ABSTRACT:

Background

HTLV-1 causes proliferation of clonal populations of infected T cells in vivo, each clone defined by a unique proviral integration site in the host genome. The proviral load is strongly correlated with odds of the inflammatory disease HTLV-1-associated myelopathy/tropical spastic paraparesis (HAM/TSP). There is evidence that asymptomatic HTLV-1 carriers (ACs) have a more effective CD8?+?T cell response, including a higher frequency of HLA class I alleles able to present peptides from a regulatory protein of HTLV-1, HBZ. We have previously shown that specific features of the host genome flanking the proviral integration site favour clone survival and spontaneous expression of the viral transactivator protein Tax in naturally infected PBMCs ex vivo. However, the previous studies were not designed or powered to detect differences in integration site characteristics between ACs and HAM/TSP patients. Here, we tested the hypothesis that the genomic environment of the provirus differs systematically between ACs and HAM/TSP patients, and between individuals with strong or weak HBZ presentation.

Methods

We used our recently described high-throughput protocol to map and quantify integration sites in 95 HAM/TSP patients and 68 ACs from Kagoshima, Japan, and 75 ACs from Kumamoto, Japan.
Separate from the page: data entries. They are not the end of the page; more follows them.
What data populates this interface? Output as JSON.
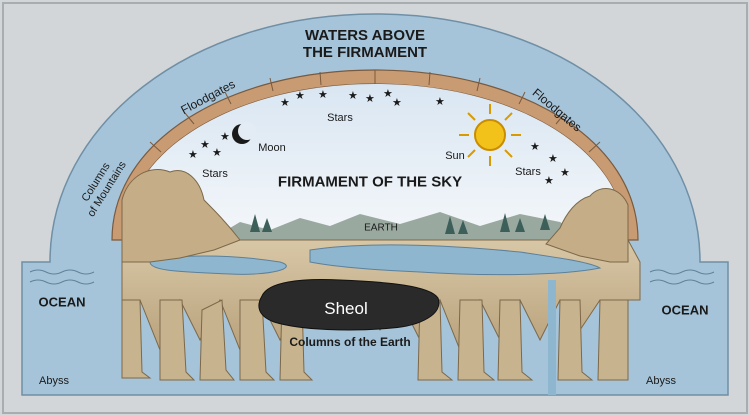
{
  "diagram": {
    "labels": {
      "waters_line1": "WATERS ABOVE",
      "waters_line2": "THE FIRMAMENT",
      "firmament": "FIRMAMENT OF THE SKY",
      "earth": "EARTH",
      "sheol": "Sheol",
      "columns_earth": "Columns of the Earth",
      "ocean_left": "OCEAN",
      "ocean_right": "OCEAN",
      "abyss_left": "Abyss",
      "abyss_right": "Abyss",
      "floodgates_left": "Floodgates",
      "floodgates_right": "Floodgates",
      "columns_mountains_line1": "Columns",
      "columns_mountains_line2": "of Mountains",
      "moon": "Moon",
      "sun": "Sun",
      "stars_top": "Stars",
      "stars_left": "Stars",
      "stars_right": "Stars"
    },
    "colors": {
      "water": "#a9c8dc",
      "sky": "#e6eef6",
      "rock": "#cdb99a",
      "rock_dark": "#9b8664",
      "firmament_band": "#c79a73",
      "sheol": "#2b2b2b",
      "sun": "#f2c21b"
    }
  }
}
Individuals with 2 or more HLA class I alleles predicted to bind HBZ peptides were classified 'strong' HBZ binders; the remainder were classified 'weak binders'.

Results

The abundance of HTLV-1-infected T cell clones in vivo was correlated with proviral integration in genes and in areas with epigenetic marks associated with active regulatory elements. In clones of equivalent abundance, integration sites in genes and active regions were significantly more frequent in ACs than patients with HAM/TSP, irrespective of HBZ binding and proviral load. Integration sites in genes were also more frequent in strong HBZ binders than weak HBZ binders.

Conclusion

Clonal abundance is correlated with integration in a transcriptionally active genomic region, and these regions may promote cell proliferation. A clone that reaches a given abundance in vivo is more likely to be integrated in a transcriptionally active region in individuals with a more effective anti-HTLV-1 immune response, such those who can present HBZ peptides or those who remain asymptomatic.